Written by Kristen Tripet

A phrase that we often use in our resources as a prompt for inquiry is ‘What do you notice?’. This question asks students to focus on what they see as the salient features of the information they are given.

There are varied teaching techniques asking students to focus on particular aspects of a task. Many of these techniques, such as using a table to look for patterns, are important mathematical tools that we encourage students to use. However, using them at the start of a lesson may lessen the inquiry by expecting students to notice only what we want them to notice. It may also take away the power of students visually recognising these regularities for themselves. Asking students to notice more generally affords them the opportunity to ‘own’ the patterns and regularities that they see and to form their own mathematical generalisations.

Below is one of our Year 7 resources, Prisms and Pyramids, that asks students to ‘notice’. Take some time to notice for yourself and then check out the task on the website. Also, think about how you could use the question ‘What do you notice?’ in your own classroom.

Prisms and Pyramids (Year 7)

This is a pentagonal prism.

Imagine a hexagonal prism. What can you say about its faces, edges and vertices? Why?
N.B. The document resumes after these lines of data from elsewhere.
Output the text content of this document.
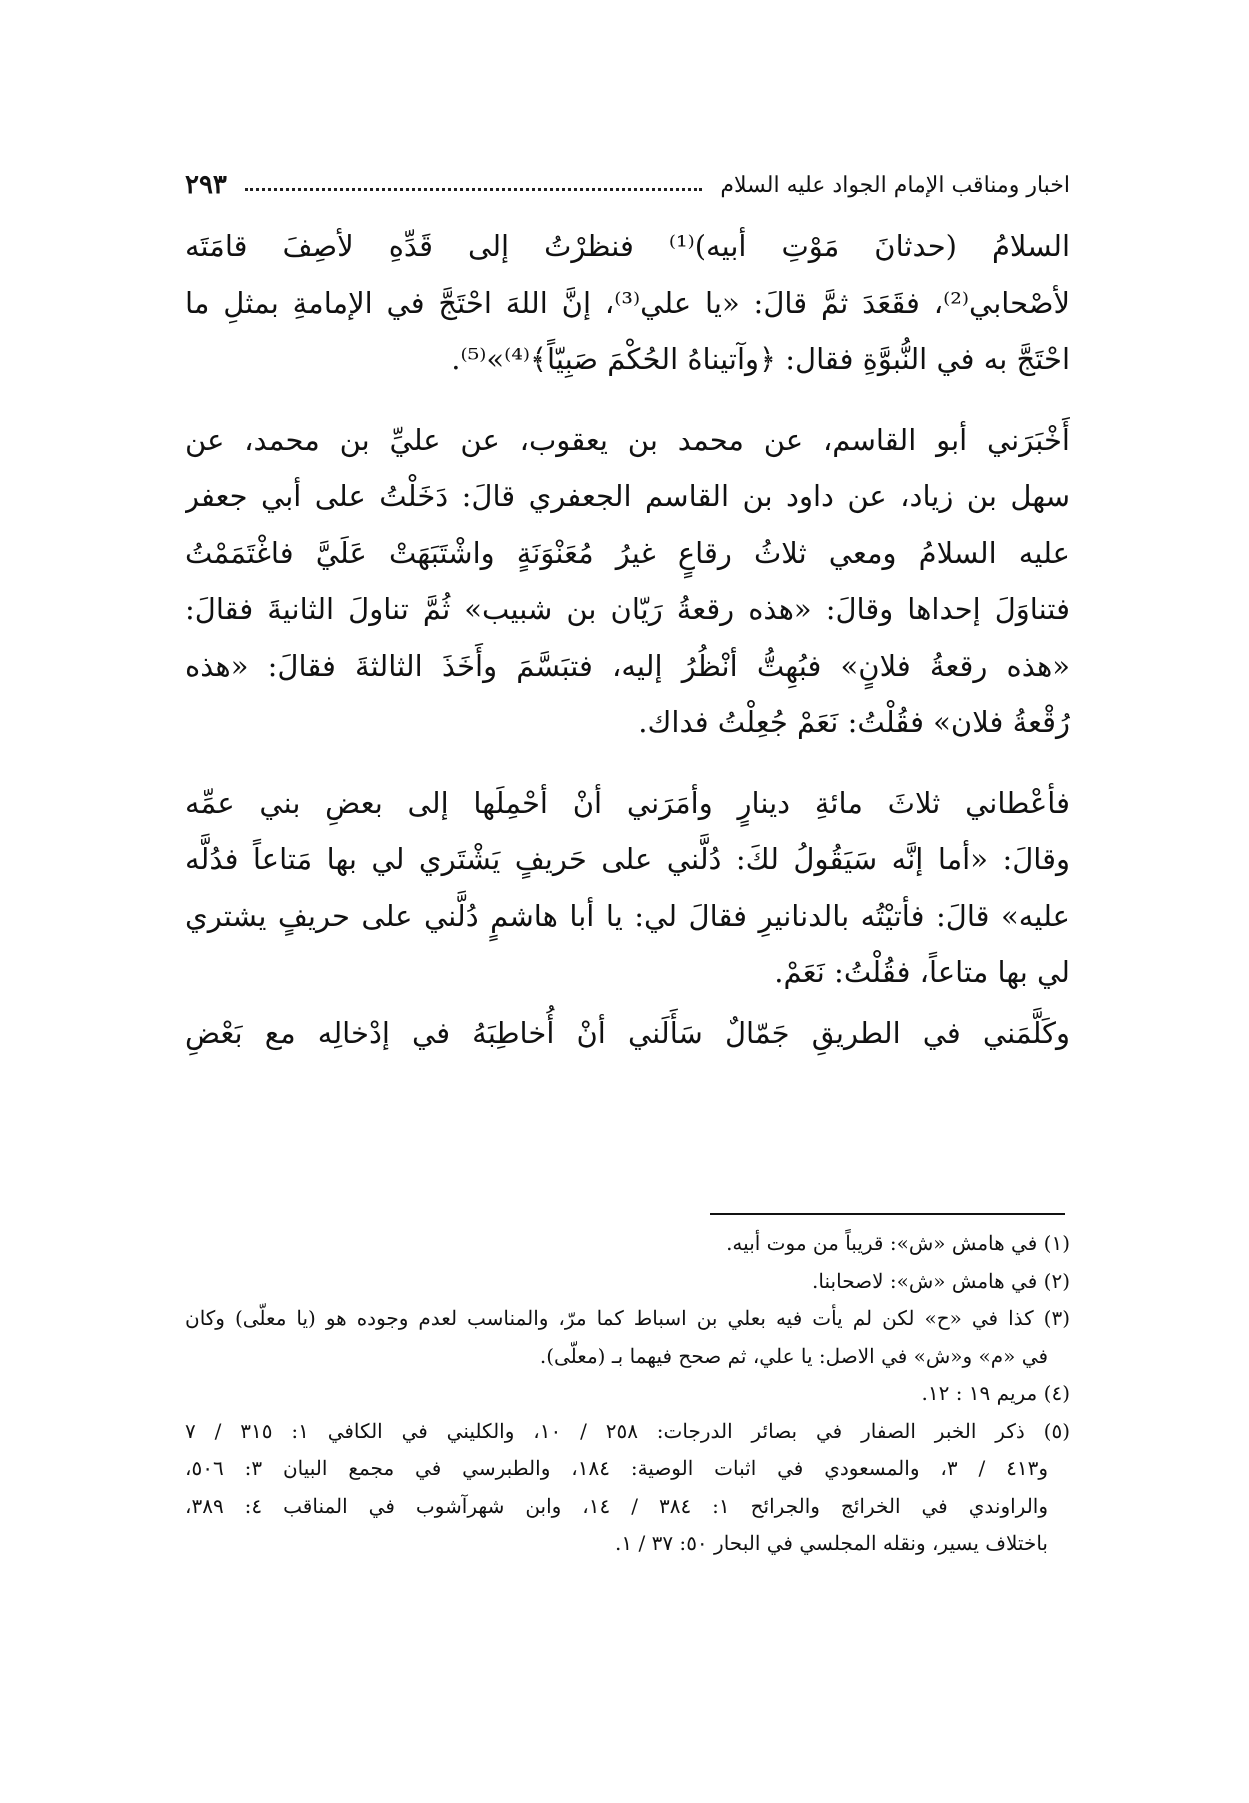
اخبار ومناقب الإمام الجواد عليه السلام
٢٩٣
السلامُ (حدثانَ مَوْتِ أبيه)⁽¹⁾ فنظرْتُ إلى قَدِّهِ لأصِفَ قامَتَه
لأصْحابي⁽²⁾، فقَعَدَ ثمَّ قالَ: «يا علي⁽³⁾، إنَّ اللهَ احْتَجَّ في الإمامةِ بمثلِ ما
احْتَجَّ به في النُّبوَّةِ فقال: ﴿وآتيناهُ الحُكْمَ صَبِيّاً﴾⁽⁴⁾»⁽⁵⁾.
أَخْبَرَني أبو القاسم، عن محمد بن يعقوب، عن عليِّ بن محمد، عن
سهل بن زياد، عن داود بن القاسم الجعفري قالَ: دَخَلْتُ على أبي جعفر
عليه السلامُ ومعي ثلاثُ رقاعٍ غيرُ مُعَنْوَنَةٍ واشْتَبَهَتْ عَلَيَّ فاغْتَمَمْتُ
فتناوَلَ إحداها وقالَ: «هذه رقعةُ رَيّان بن شبيب» ثُمَّ تناولَ الثانيةَ فقالَ:
«هذه رقعةُ فلانٍ» فبُهِتُّ أنْظُرُ إليه، فتبَسَّمَ وأَخَذَ الثالثةَ فقالَ: «هذه
رُقْعةُ فلان» فقُلْتُ: نَعَمْ جُعِلْتُ فداك.
فأعْطاني ثلاثَ مائةِ دينارٍ وأمَرَني أنْ أحْمِلَها إلى بعضِ بني عمِّه
وقالَ: «أما إنَّه سَيَقُولُ لكَ: دُلَّني على حَريفٍ يَشْتَري لي بها مَتاعاً فدُلَّه
عليه» قالَ: فأتيْتُه بالدنانيرِ فقالَ لي: يا أبا هاشمٍ دُلَّني على حريفٍ يشتري
لي بها متاعاً، فقُلْتُ: نَعَمْ.
وكَلَّمَني في الطريقِ جَمّالٌ سَأَلَني أنْ أُخاطِبَهُ في إدْخالِه مع بَعْضِ
(١) في هامش «ش»: قريباً من موت أبيه.
(٢) في هامش «ش»: لاصحابنا.
(٣) كذا في «ح» لكن لم يأت فيه بعلي بن اسباط كما مرّ، والمناسب لعدم وجوده هو (يا معلّى) وكان
في «م» و«ش» في الاصل: يا علي، ثم صحح فيهما بـ (معلّى).
(٤) مريم ١٩ : ١٢.
(٥) ذكر الخبر الصفار في بصائر الدرجات: ٢٥٨ / ١٠، والكليني في الكافي ١: ٣١٥ / ٧
و٤١٣ / ٣، والمسعودي في اثبات الوصية: ١٨٤، والطبرسي في مجمع البيان ٣: ٥٠٦،
والراوندي في الخرائج والجرائح ١: ٣٨٤ / ١٤، وابن شهرآشوب في المناقب ٤: ٣٨٩،
باختلاف يسير، ونقله المجلسي في البحار ٥٠: ٣٧ / ١.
Imagine a prism whose base has lots of sides. What can you say about its faces, edges and vertices? Why?

 

This is a pentagonal pyramid.

Imagine a hexagonal pyramid. What can you say about its faces, edges and vertices? Why?

Imagine a pyramid whose base has lots of sides. What can you say about its faces, edges and vertices? Why?

The activity is deliberately structured to draw students’ attention to the numbers of faces, edges and vertices. But rather than making a table and looking for numeric patterns, imagining a base with “lots of sides” focuses attention on the geometric structure. Students quickly make the conclusion that for a prism the number of faces is always two more than the number of sides on the base because there is a top and bottom and a rectangle for each side. Similarly, the number of vertices is twice the number of sides on the base, and the number of edges is three times the number of sides on the base. These observations can then be expressed algebraically.

The resource then presents some problems to solve, giving students certain information and asking them to decide whether the shape could be a prism or pyramid and to complete the remaining information. It also asks students to use their results to verify Euler’s Rule for prisms and pyramids. Lesson 2 introduces a new shape—the antiprism.